Airlangga Hartarto mungkin lebih jelas pesannya, seperti: Indonesia Kuat, Ekonomi Bangkit. Ada lagi yang bertuliskan: Kerja Untuk Indonesia.
Kalau Pak Airlangga serius, bagus juga ini. Kerja untuk Indonesia, mengupayakan Indonesia kuat, sehingga kelak ekonomi yang terus lesu ini bisa bangkit kembali.
Gus Muhaimin Iskandar dengan senyum khasnya pun sudah mulai menghiasi berbagai sudut jalan.
Keponakan Gus Dur yang berseteru dengan pamannya hingga meninggal dunia itu, menulis: Padamu Negeri Kami Berbakti. Ini bagus juga. Seharusnya segenap bakti para politikus yang terserak di berbagai partai, itu memang untuk Negeri.

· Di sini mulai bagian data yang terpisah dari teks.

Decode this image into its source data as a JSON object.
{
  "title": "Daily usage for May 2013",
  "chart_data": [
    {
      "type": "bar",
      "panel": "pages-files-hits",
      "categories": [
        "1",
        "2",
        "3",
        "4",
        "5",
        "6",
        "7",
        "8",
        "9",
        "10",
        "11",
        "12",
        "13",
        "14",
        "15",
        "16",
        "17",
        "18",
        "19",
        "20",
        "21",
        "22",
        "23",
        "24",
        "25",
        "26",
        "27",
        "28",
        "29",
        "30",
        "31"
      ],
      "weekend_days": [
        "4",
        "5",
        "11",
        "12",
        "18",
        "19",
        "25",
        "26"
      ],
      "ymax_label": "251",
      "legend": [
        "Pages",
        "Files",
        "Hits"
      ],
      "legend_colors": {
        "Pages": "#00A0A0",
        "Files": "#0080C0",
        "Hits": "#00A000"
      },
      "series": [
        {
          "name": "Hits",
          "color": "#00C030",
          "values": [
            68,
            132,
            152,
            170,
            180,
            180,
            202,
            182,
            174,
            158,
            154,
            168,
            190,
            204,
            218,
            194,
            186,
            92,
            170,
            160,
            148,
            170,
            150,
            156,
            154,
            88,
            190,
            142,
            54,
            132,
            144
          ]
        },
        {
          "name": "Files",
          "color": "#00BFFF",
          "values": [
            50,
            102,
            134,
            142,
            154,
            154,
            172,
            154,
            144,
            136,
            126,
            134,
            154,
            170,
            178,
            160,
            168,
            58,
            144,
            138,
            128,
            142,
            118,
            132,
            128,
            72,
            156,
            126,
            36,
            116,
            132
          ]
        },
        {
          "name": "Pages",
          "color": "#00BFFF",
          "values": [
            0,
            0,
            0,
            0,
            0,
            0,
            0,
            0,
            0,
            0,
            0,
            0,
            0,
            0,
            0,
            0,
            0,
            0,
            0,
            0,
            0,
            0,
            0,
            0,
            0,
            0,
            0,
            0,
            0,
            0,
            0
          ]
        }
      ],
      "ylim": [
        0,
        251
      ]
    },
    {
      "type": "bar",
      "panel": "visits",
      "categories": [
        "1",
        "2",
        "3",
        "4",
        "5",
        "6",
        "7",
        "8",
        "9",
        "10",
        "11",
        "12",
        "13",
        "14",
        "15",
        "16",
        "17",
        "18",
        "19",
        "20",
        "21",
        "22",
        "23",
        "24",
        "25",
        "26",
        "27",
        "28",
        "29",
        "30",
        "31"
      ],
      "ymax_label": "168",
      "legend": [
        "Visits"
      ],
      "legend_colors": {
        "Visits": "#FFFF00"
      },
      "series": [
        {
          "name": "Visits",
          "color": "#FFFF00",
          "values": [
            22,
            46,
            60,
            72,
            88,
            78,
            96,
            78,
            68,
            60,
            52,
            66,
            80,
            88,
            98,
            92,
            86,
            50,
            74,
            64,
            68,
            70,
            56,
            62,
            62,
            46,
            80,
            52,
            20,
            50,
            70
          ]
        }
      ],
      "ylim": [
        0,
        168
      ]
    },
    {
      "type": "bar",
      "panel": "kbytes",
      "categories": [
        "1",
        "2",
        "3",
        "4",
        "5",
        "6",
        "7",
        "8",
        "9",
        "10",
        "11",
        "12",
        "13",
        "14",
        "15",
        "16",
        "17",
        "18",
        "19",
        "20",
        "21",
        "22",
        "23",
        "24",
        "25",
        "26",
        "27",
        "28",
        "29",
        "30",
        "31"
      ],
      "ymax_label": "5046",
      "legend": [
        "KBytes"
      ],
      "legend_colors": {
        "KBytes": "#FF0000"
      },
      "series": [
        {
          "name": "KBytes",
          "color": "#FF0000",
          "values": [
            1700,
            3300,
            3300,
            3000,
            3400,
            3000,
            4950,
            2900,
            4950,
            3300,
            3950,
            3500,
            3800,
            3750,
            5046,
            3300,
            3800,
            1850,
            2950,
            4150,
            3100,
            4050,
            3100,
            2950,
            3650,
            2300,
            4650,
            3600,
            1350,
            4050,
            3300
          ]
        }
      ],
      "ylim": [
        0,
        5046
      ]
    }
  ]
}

Tak boleh bagi seorang politikus, bekerja untuk kepentingan cukong, apalagi asing. Walau orang-orang tersebut yang menjadi donatur politik selama masa kampanye.
Mas Bambang Harimurti Yudhoyono, sebagai mantan tentara, tampak paling gagah. Tak jelas juga pesannya pada baliho yang bergambar dirinya. Hanya tertulis: Siap!
Mbak Puan anak mantan Presiden.
Gus Imin keponakan mantan Presiden.
Mas Agus anak mantan Presiden.
Pak Airlangga saat ini memimpin partai yang dewan pembinanya pernah menjadi Presiden selama 32 tahun.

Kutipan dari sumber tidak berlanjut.